Piccolo uomo indifferente

In piedi davanti al cadavere, si mise senza parlare in posizione favorevole alla luce e si scattò un paio di selfie con la fotocamera dello smartphone. Il cadavere: un braccio lungo il corpo e l’altro scomposto, avvolto nella giacca, il pugno stretto e la mascella serrata nascosta dai folti riccioli castani.

Osservò ancora la sua vittima, non si muoveva più. Alla parete il Trionfo1, un vecchio canuto e un globo celeste, nell’aria le note di Wagner: “Ein kühner Gott trat zum Trunk an den Quell; seiner Augen eines zahlt’ er als ewigen Zoll”2.

E si rivolse a lui come se quest’ultimo potesse ascoltare:

«Io non faccio testo, caduti Dei della civile convivenza, voi siete sempre cordiali, dolci e ben disposti verso tutti. 

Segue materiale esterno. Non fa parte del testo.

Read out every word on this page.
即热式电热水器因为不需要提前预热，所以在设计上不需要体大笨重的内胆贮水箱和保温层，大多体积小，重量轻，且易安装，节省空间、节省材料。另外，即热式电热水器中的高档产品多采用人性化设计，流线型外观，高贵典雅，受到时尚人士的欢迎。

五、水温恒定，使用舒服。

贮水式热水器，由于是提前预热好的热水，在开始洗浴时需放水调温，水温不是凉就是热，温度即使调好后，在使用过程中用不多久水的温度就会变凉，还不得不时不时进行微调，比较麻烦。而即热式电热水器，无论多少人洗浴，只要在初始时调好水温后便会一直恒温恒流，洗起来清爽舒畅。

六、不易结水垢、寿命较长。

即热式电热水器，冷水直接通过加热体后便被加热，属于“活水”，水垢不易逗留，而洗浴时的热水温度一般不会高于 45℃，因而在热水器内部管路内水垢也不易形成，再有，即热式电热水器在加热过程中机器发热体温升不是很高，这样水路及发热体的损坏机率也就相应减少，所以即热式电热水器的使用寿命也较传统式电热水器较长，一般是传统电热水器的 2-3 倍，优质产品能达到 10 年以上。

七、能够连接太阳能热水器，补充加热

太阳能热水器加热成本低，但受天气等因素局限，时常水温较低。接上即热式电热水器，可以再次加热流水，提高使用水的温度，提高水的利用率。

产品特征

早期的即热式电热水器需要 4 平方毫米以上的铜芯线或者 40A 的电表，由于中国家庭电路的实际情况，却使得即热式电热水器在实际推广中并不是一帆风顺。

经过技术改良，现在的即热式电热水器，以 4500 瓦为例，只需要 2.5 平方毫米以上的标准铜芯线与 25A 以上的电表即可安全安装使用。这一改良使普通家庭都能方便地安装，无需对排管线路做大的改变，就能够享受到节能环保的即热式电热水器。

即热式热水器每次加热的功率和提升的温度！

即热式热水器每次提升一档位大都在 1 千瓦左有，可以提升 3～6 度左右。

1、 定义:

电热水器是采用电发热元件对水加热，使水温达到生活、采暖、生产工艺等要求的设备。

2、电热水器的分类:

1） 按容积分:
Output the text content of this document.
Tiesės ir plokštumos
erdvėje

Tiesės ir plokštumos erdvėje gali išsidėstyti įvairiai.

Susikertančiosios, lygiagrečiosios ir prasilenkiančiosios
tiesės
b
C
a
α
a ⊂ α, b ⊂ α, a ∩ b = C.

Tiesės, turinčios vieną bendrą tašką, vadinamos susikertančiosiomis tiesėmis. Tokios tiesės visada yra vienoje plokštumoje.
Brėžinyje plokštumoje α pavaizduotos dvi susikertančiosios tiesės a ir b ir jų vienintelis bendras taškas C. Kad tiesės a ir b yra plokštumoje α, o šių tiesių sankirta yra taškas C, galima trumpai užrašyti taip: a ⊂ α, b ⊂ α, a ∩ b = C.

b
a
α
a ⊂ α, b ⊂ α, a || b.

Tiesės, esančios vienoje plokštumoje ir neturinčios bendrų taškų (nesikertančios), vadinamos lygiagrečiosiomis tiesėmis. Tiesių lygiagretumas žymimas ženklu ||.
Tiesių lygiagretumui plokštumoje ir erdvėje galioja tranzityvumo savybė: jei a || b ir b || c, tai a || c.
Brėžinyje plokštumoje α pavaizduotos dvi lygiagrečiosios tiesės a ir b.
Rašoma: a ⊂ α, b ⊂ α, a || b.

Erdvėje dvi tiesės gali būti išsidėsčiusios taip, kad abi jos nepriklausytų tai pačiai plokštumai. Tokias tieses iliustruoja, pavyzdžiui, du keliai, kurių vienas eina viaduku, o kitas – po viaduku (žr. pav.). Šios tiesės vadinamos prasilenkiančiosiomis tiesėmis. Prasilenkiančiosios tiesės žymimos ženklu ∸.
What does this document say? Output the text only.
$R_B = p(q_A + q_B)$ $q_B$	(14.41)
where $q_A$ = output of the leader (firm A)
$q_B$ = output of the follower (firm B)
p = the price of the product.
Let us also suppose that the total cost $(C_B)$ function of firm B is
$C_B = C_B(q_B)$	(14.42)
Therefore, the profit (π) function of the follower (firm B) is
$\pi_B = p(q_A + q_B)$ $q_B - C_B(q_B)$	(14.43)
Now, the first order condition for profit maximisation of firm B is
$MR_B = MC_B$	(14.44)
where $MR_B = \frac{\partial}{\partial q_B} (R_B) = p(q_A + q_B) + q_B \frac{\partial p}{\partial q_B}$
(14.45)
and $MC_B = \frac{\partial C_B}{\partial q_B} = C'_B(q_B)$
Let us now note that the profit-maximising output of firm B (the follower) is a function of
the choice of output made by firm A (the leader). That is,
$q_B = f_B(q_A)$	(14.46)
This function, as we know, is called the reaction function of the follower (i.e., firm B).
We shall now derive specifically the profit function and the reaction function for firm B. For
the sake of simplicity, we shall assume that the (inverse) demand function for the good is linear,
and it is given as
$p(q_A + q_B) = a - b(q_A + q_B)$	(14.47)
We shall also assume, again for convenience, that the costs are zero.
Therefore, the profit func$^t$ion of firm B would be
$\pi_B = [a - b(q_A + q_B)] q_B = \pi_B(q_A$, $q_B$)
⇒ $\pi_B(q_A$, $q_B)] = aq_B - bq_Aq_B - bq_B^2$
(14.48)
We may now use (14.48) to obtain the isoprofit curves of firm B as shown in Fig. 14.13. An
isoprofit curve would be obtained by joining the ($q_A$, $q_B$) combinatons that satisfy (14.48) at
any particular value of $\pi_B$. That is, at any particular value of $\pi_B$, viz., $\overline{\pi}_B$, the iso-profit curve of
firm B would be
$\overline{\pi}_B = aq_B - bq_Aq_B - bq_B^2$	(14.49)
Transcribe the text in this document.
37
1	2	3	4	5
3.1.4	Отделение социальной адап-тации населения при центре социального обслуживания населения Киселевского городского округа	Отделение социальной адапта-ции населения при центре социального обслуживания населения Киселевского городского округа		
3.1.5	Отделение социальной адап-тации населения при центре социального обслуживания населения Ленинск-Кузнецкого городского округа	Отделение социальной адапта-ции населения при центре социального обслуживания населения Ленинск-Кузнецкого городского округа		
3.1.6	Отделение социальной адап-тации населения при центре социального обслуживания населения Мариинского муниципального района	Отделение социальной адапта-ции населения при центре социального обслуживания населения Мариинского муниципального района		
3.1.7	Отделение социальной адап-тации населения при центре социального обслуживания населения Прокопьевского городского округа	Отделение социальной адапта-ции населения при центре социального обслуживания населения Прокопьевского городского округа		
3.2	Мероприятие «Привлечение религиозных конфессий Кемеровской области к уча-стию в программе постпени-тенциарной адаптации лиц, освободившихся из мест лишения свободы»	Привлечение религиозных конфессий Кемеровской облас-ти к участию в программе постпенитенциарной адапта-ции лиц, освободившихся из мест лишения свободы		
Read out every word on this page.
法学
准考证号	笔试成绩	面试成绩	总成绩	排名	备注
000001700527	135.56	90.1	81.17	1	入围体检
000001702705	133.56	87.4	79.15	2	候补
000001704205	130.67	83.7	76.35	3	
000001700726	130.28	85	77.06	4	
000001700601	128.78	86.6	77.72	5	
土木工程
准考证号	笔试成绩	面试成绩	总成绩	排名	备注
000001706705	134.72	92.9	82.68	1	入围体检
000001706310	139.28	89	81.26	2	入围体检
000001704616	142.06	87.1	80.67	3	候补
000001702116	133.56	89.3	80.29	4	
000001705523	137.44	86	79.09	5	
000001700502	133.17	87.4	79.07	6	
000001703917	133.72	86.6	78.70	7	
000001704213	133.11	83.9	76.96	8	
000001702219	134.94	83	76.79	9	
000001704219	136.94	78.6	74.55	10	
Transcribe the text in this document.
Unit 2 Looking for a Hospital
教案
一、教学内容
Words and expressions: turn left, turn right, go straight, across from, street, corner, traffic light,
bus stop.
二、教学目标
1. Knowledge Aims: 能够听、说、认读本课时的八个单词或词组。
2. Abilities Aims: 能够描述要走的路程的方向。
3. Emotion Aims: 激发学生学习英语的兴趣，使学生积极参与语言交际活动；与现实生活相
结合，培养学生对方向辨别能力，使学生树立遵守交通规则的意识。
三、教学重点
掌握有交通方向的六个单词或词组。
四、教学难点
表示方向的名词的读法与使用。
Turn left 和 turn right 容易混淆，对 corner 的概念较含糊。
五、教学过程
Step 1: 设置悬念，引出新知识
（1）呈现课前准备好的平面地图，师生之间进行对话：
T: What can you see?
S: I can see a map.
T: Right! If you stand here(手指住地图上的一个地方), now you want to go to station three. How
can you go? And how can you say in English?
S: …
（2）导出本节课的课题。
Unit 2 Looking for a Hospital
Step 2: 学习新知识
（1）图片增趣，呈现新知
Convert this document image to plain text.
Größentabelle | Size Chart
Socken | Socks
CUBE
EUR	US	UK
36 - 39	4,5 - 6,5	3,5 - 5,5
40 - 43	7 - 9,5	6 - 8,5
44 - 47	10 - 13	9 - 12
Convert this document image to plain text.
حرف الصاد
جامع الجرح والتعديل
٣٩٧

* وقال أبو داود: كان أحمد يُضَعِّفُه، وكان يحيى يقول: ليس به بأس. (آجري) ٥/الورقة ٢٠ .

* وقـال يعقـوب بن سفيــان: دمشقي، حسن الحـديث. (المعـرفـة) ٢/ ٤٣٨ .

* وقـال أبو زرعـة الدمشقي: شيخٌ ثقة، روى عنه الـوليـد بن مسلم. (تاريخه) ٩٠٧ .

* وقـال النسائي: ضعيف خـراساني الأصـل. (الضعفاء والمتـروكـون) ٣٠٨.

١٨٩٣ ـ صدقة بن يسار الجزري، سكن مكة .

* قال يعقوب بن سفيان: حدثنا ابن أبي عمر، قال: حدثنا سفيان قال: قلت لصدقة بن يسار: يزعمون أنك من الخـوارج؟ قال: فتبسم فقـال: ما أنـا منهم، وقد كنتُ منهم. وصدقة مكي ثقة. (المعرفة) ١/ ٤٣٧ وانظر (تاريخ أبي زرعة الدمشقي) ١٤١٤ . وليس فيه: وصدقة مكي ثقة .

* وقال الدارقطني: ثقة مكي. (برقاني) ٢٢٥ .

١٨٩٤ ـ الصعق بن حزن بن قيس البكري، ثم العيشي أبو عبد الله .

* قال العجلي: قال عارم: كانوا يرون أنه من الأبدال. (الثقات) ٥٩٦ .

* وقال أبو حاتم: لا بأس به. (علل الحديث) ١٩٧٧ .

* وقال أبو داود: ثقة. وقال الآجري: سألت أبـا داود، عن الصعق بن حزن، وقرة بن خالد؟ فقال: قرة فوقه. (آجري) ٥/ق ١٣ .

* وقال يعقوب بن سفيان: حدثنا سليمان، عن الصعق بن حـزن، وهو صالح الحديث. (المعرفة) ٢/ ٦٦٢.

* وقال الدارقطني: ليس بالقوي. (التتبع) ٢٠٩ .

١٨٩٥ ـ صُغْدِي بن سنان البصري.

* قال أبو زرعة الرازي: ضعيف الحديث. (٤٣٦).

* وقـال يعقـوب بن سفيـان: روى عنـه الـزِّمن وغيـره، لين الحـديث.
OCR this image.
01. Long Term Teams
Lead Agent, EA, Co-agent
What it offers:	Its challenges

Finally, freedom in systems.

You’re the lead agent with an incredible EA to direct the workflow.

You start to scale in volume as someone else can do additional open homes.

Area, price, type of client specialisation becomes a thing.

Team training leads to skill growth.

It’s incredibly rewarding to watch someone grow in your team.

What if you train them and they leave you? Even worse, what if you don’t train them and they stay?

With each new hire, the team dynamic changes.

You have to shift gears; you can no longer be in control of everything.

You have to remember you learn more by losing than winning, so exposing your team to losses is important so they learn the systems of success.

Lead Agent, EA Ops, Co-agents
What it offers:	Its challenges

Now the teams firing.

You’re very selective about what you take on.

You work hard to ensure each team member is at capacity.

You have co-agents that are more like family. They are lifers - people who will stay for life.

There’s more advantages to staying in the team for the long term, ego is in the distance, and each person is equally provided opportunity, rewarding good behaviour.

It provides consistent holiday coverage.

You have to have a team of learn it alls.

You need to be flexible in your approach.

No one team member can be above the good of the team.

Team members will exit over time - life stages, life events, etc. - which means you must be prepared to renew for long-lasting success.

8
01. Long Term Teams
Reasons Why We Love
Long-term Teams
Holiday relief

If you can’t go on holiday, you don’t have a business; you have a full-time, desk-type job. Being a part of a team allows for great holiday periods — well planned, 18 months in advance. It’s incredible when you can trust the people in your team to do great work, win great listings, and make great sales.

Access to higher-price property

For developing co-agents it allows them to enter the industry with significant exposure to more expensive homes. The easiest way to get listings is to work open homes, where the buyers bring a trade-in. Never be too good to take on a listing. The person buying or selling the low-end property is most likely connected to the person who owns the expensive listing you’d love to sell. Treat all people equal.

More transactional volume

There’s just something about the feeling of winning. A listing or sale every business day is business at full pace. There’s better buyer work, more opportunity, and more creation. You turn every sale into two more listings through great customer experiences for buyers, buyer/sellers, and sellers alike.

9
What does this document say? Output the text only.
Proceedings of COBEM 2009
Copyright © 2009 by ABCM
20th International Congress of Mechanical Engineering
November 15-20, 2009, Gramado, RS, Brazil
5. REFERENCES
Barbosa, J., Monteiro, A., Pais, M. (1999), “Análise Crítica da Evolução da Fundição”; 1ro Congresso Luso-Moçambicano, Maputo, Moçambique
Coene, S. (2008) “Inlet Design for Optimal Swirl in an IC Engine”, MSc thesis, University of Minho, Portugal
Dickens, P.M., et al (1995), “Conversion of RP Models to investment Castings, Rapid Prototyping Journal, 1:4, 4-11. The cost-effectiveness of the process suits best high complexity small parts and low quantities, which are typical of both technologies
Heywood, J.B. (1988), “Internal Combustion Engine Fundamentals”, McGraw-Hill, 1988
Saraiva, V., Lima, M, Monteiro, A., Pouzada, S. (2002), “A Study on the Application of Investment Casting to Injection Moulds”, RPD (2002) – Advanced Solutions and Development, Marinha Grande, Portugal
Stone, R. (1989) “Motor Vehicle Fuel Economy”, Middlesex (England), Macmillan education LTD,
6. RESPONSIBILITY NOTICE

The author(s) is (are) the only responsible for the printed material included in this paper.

Non appartengo affatto alla categoria: la maggior parte delle persone è nauseante, membri di una razza deforme3. Tant’è vero che solo ora che ti osservo, silenzioso e morto, ti trovo simpatico. Anche se inizi a puzzare.

Trovo che la maggior parte di loro abbia orribili origini: anche i loro cognomi molto spesso sono cacofonici, non trovi? Educazione pessima, specialmente al giorno d’oggi. E mi domando perché debba sempre essere costretto a tollerarli o addirittura a fingere che mi piacciano. Scappo via al primo sguardo: solamente spazzatura e vecchia inutile roba.4

Sono evidentemente affetto da disturbo narcisistico, ma in realtà non mi sento migliore di loro, semplicemente mi fanno schifo e probabilmente se qualcuno mi presentasse Me stesso, mi farei schifo da solo. Preferisco contare i piccoli e tondeggianti opercoli calcarei della bolma rugosa che trovo a ogni alba d’estate dopo le mareggiate. Sono silenziosi, corrosi, abituati a cedere all’azione del tempo e dell’acqua».

Sorrise, spostandosi verso il corpo e scostandogli un ciuffo di capelli dalla fronte e dagli occhi ancora aperti. Grandi e luminosi, erano un tempo così. Ora isolati nel loro stesso buio, timorosi servitori, fermi e attoniti buchi.
Attorno alla scena del delitto un mucchio di giornali accumulati, un cesto con una mela morsicata, rossa, e un tablet “aperto” su una pagina di un social network: tredici like, 7 condivisioni e sei emoticon sorridenti.

«Non credo in niente, l’ultima cosa alla quale credo è l’essere umano: la ricerca è sempre così, l’unica cosa che trovi immancabilmente nelle persone è che non sanno tenere in mano una forchetta e che credono in qualcosa: Dio, una teoria, un paradiso promesso o un conto in banca.

A queste cose ho personalmente abdicato dieci o quindici anni fa. Tranne il conto in banca (sorrise). Tu lo sai: non ho fatto quello che avreste voluto.

La maggior parte di quelli lì – fuori – mi vede come un mezzo busto sorridente, è la riprova che hanno l’intelligenza di una piccola rondella di un ingranaggio fermo. In realtà sorrido per allontanarli cosicché, rassicurati, si tengano distanti».

Sentì le sirene della gazzella dei Carabinieri, si scostò dal corpo, si mise a posto la cravatta e salutò lo Spirito dei Tempi ammazzandolo ancora una volta con la sua assenza. Era un piccolo uomo indifferente.

(Matteo Tuveri© – All rights reserved)


NOTE
⇑[1] Trionfo di Zanobi di Benedetto di Caroccio degli Stozzi, Pinacoteca Nazionale di Bologna, sala 4: il tramonto del Gotico.

⇑[2] «Ardito un Dio / per bere venne alla fonte / e con uno dei suoi occhi / pagò eterno tributo» Richard Wagner, Götterdämmerung, Prologo, parte prima.

⇑[3] J.R.R. Tolkien, a cura di Christopher Tolkien, Il Silmarillion, Bompiani, 2009, pp. 283-284.

⇑[4] Johann Wolfgang Goethe, Faust, prima parte.